For years, fans of Emmet Otter’s Jug-Band Christmas have endured an uphill battle when it’s come to seeking out the Jim Henson classic every holiday season. We’ve dealt with desperate searches for out-of-print DVDs and shoddy, quickly deleted YouTube videos filmed from someone’s VHS copy playing on a nearby TV screen. Plus the constant question of whether any copy we did come across would be the original 1977 version hosted by Kermit the Frog, or the later TV versions that cut him out due to copyright issues.
In honor of the Emmet Otter songs we love, we felt that it was the perfect time to do a definitive ranking of the folksy Paul Williams numbers from the movie. So put on that old bathing suit that your grandma otter wore and dive in with us.
6) “Brothers” / “Our World” / “Brothers In Our World”

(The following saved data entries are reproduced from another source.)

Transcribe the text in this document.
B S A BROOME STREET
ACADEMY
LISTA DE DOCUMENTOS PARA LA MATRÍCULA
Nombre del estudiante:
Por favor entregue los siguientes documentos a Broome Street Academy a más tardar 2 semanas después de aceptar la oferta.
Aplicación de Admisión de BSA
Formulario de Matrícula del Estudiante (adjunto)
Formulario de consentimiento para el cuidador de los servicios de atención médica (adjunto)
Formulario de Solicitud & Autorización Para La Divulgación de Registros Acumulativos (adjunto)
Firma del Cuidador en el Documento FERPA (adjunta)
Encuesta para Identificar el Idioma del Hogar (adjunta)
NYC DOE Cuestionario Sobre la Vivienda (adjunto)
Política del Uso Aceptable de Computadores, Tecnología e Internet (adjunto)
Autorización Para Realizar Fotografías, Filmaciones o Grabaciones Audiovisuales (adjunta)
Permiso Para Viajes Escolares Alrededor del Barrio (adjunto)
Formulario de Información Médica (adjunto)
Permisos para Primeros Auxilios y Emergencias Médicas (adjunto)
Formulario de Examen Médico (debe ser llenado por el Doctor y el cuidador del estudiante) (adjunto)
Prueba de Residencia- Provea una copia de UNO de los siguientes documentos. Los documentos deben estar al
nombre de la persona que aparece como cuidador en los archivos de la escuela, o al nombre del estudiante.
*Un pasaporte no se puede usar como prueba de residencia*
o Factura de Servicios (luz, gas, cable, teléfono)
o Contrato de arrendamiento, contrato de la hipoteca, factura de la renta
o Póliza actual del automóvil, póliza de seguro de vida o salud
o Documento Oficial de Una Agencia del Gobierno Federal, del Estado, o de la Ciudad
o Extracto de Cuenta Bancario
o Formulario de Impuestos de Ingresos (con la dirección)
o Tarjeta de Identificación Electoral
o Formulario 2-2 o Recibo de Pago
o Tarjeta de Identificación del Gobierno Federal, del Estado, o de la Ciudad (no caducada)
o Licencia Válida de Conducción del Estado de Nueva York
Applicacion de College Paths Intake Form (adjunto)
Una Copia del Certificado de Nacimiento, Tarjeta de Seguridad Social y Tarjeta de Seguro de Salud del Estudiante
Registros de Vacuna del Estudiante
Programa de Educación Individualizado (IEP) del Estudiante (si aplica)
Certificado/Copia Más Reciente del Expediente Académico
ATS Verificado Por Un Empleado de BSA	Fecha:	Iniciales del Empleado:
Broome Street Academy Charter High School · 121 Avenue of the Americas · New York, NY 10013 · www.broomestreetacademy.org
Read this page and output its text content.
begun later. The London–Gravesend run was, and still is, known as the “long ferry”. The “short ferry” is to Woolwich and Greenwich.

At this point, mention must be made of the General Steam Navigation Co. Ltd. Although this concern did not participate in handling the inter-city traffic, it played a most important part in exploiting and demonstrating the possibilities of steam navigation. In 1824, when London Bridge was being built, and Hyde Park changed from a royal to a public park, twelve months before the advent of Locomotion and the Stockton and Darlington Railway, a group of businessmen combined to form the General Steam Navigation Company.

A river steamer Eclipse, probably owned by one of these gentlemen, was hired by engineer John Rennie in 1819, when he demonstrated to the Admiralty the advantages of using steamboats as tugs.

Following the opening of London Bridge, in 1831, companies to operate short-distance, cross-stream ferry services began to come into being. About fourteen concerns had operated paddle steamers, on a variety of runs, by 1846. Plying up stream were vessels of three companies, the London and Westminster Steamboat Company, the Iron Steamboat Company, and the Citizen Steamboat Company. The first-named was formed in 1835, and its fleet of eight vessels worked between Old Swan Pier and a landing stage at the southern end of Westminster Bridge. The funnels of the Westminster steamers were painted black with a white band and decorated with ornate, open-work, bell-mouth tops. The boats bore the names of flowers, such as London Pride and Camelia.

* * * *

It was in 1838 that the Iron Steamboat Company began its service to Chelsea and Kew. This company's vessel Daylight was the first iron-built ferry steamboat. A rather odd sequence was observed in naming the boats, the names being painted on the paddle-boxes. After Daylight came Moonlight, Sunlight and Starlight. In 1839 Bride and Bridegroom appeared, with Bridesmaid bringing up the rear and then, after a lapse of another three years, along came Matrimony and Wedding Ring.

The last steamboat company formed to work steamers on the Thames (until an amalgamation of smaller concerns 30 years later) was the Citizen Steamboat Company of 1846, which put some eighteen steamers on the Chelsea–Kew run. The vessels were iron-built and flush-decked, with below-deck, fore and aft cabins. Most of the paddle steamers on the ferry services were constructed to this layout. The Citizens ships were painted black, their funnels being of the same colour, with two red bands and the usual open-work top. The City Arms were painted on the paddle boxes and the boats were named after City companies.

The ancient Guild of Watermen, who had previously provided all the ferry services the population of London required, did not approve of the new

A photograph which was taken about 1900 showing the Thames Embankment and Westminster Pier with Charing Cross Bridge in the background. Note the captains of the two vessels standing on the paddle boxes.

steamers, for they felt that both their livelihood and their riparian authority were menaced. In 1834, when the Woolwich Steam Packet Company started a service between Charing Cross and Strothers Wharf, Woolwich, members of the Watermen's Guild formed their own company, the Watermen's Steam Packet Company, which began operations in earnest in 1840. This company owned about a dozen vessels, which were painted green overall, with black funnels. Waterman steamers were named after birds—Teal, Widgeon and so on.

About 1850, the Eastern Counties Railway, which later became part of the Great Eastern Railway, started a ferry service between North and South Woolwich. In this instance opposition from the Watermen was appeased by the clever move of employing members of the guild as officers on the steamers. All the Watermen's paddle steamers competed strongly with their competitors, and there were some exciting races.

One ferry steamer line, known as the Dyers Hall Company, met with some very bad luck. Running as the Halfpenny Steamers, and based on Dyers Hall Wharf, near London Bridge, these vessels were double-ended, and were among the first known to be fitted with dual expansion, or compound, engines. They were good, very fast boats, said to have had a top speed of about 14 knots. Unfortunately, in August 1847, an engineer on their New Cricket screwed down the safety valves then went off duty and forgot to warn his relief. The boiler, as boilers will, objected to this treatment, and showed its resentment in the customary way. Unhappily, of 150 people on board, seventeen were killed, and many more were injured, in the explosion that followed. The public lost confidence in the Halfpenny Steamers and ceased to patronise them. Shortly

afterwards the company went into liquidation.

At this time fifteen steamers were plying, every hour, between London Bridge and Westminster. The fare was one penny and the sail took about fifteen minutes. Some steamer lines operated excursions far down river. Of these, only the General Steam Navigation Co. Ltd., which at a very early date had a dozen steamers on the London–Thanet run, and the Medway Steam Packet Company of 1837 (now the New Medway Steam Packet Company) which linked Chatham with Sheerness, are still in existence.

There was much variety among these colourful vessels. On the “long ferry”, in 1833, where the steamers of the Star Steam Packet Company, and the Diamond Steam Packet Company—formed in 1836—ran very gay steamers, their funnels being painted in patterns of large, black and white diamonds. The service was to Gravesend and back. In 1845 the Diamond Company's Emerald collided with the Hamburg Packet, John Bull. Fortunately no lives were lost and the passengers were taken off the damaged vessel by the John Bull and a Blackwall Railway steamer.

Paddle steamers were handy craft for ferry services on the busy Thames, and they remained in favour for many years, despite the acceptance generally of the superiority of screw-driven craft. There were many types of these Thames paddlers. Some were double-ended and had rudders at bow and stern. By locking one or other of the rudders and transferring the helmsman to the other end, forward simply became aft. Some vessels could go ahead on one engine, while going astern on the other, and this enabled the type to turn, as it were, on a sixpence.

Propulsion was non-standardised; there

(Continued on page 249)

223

As far as a narrative move goes, the combination of the two songs after both of them have lost the talent contest is perfect. But judging it on pure musical acumen alone, I gotta be honest: it doesn’t land for me as an actual song. On their own, both parts clearly feel like they were written to be combined into one song, but when they are the shifting tempo just doesn’t seem to do either half justice.
5) “The Bathing Suit That Grandma Otter Wore”
It’s cute enough and fits the tone of the special perfectly fine, but considering that this is a Christmas special, there’s a shocking lack of Christmas songs in it and perhaps the opening would have been a great place to put one. As it is, this one feels the easiest to cut right out.
While also a bit of a throwaway, it’s still a fun, upbeat number. “Bar-B-Que” feels like something that would be at home in A Mighty Wind, which is appropriate since that movie used the same gag of another artist singing it before our heroes can get to the stage. (Seriously, does no one have to submit their songs ahead of time for these things?)
3) “When the River Meets the Sea”
If there’s one thing that Henson and his crew do extremely well, it’s sad reflective songs in kids’ media. While this song might have bored me a bit as a kid, adult me finds it to be a strikingly poignant reflection on grief and loss. It’s a nice example of how these things can mean different things to you as you grow up.
2) “Riverbottom Nightmare Band”
Cards on the table here: I know Alice and Emmet Otter are the protagonists, but these guys deserved to win the talent contest. Are they hoodlums who cause a ruckus? Sure are, but they bring that same ruckus to the stage in the form of showmanship. Frankly, it’s good for Emmet and his friends to learn now: villains get the best songs.
1) “Ain’t No Hole in the Washtub”
Without a doubt, “Washtub” is the definitive song of the entire piece. So much heavy lifting gets done with this two-minute ditty. We learn about the Otter family’s work ethic, their pleasant outlook on the world in spite of the hardships they’ve faced, and how valuable the simplest of belongings are to them. But on top of that, it’s a toe-tapping delight of a number that will stick with you for days after watching it.